Here T_skew is the same definition (capture − launch); positive skew (capture later) hurts hold because it gives the racing data more time to corrupt the capture.

Q28A path has T_cq = 120 ps, T_comb = 700 ps, T_setup = 80 ps, and the clock period is 1 ns with zero skew. What is the setup slack? Now the same path has T_hold = 90 ps and fast-corner T_cq = 60 ps, T_comb = 50 ps — is hold met?

Setup slack = required − arrival = (T_clk + T_skew − T_setup) − (T_cq + T_comb).
= (1000 + 0 − 80) − (120 + 700) = 920 − 820 = +100 pssetup MET with 100 ps margin.
Hold slack = arrival − required = (T_cq + T_comb) − (T_hold + T_skew), evaluated at the fast (min) corner.
= (60 + 50) − (90 + 0) = 110 − 90 = +20 pshold MET with 20 ps margin.
  • Key analysis subtlety: setup is checked with max (slow) delays, hold with min (fast) delays — that is why T_cq/T_comb differ between the two checks even on the same physical path.

Q29Explain metastability. How does it relate to setup/hold, and how is MTBF affected by it?
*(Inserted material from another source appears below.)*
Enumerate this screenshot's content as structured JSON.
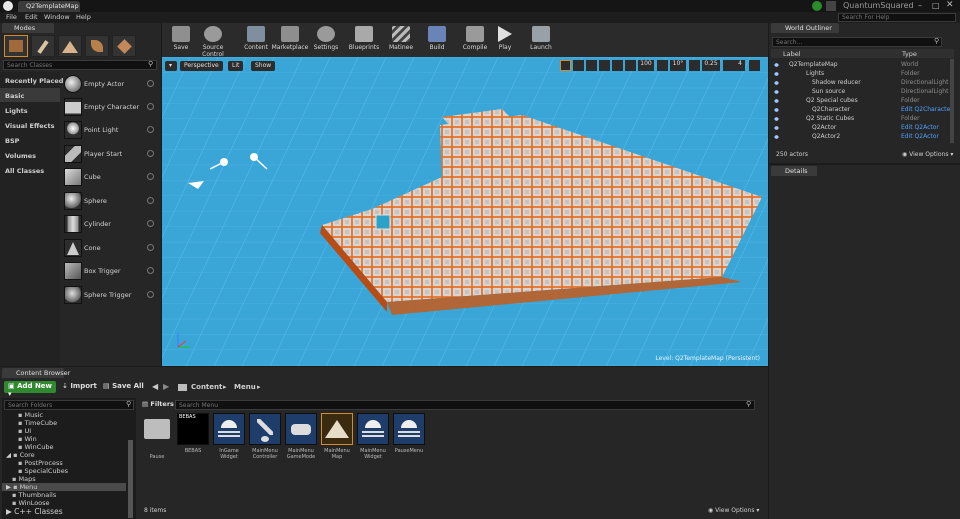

Metastability is the condition where a flop's output hovers at an indeterminate voltage (between valid 0 and 1) for an unbounded time after the clock edge, eventually resolving randomly to 0 or 1. It happens when D changes inside the setup/hold window, so the internal cross-coupled latch is driven near its unstable balance point.
  • Violating setup or hold does not guarantee a wrong value — it creates a probability of metastability and a resolution time that can exceed the available slack.
  • The output may oscillate or settle late, and a downstream flop can then sample a half-resolved value, propagating the failure.
  • MTBF (mean time between failures) for a synchronizer: MTBF = e^(T_r / τ) / (T_w · f_clk · f_data), where T_r is the resolution time available, τ is the flop's resolution time constant, T_w the metastability window, f_clk the sampling clock, f_data the data toggle rate.
  • Mitigation: multi-flop synchronizers (2 or 3 FFs) for asynchronous crossings — each extra stage gives another full cycle of resolution time, raising MTBF exponentially. Synchronizers do not eliminate metastability; they make it astronomically improbable.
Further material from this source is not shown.